I know, it's kind of cool. And it's a lot of names, but it's going to make a point. A guy by the name of Onesimus, one day one of his servants decides that he had had enough, he decides I'm going to take as much stuff as I can carry, as much stuff as I can load up into old Philemon's G wagon and I'm stealing it all. I'm going to Rome. Alright, I'm leaving this place. And he does, he steals from his master. He goes all the way to Rome. And here's where the story gets even better. During that time in Rome, Paul had left Colossae and now Paul is in a minimum-security prison in Rome. And guess where old Onesimus ends up? He ends up in the same place in the same city. And he ends up meeting this guy by the name Paul. And Paul leads the runaway slave Onesimus to Jesus. Now are you seeing how crazy the story really is? It's incredibly crazy on one end, but on the other end, isn't that just like God? Isn't that what God does to us sometimes? Isn't it funny how sometimes when we find ourselves running away from a problem, God puts someone right in our path who has the exact answer for what we need and Onesimus meets Paul? Paul leads Onesimus to the Lord and then Onesimus tells him oh. Paul says, "Hey, where are you from? Well, I'm from Colossae." "Oh, really? I've been to Colossae. Where do you live?" "Oh, I was a servant of Philemon. Paul's like, "Oh, Phil? I know Phil, I lead Phil to the Lord." And Onesimus is like, "Oh, no. Oh, no." So, what did Paul do? Paul says, "Well, Onesimus, you got to make this right. You got to go turn yourself back in. You got to make this right. But I'm going to, I'm going to help you in the calls because I led, Philemon to the Lord and he basically owes me his life." So, Paul sends Onesimus back to Colossae with this little bitty handwritten letter, and with the book of Colossians, I might add, and he takes it back and Philemon receives the letter from Onesimus and what we're getting to read this morning is we're looking over the shoulder into this private little letter. Go with me, Philemon, chapter 1, because there's only one chapter, verse 6, this is Paul talking.

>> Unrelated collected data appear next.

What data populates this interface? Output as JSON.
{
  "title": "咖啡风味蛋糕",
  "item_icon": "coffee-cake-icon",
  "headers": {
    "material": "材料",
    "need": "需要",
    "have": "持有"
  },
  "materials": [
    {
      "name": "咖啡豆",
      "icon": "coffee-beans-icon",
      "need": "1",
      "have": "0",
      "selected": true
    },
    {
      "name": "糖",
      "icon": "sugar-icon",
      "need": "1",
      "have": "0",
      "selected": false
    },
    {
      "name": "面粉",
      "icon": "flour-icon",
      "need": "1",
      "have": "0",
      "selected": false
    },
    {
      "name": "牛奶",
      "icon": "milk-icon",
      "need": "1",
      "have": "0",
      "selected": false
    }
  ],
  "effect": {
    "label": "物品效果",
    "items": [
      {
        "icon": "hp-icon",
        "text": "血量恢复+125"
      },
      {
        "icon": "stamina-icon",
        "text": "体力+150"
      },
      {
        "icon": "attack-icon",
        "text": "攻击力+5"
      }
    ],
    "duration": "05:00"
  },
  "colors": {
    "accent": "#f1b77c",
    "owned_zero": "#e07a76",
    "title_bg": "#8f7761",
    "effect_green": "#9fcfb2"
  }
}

"I pray, that your partnership with us in the faith may be effective in deepening your understanding of every good thing that we share for the sake of Christ. Your love has given me great joy and encouragement, because you brother Philemon, have refreshed the hearts of the Lord's people." Now, put your finger there cause here that's what he's saying. In other words, Philemon, you're faithful, the church has meaning in your home, you're the real deal. You are believer, and I'm thankful for your partnership. Look at verse 8. Paul says, "Therefore, although in Christ, I could be bold and order you to do what you ought to do, yet I prefer to appeal to you on the basis of love. It is I none other than Paul an old man, now also a prisoner of Christ Jesus, that I appeal to you for my son Onesimus." Now why does Paul call him his son? He calls him his son, because he just led him to the Lord. That's just a fancy way of saying he is my son in the Lord, I led him to the Lord. "I appeal to you for my son Onesimus, who became my son while I was in chains." Verse 11, "Formally, he was useless to you, but now he has become useful," put your finger there because we got to talk about that. The word of Onesimus literally translated out of the Greek means useful. It means useful. If you were to say in Greek, the word useful it would be the word Onesimus. Now look at the play on word that God is showing us in Scripture. He's looking at Philemon going, hey, useful has become useless to you, because he stole from you. But now he's become useful to me because he's useful to the kingdom. Did you get that? That's exactly what he's saying right there. And he says, basically, more than just being a servant to you. Now he's a kingdom servant. Keep reading, "Formerly he was useless to you, but now he's become useful. I'm sending him-who is my very heart-back to you. I would have liked to keep him here with me so that he could take your place in helping me while I'm in chains, with the gospel.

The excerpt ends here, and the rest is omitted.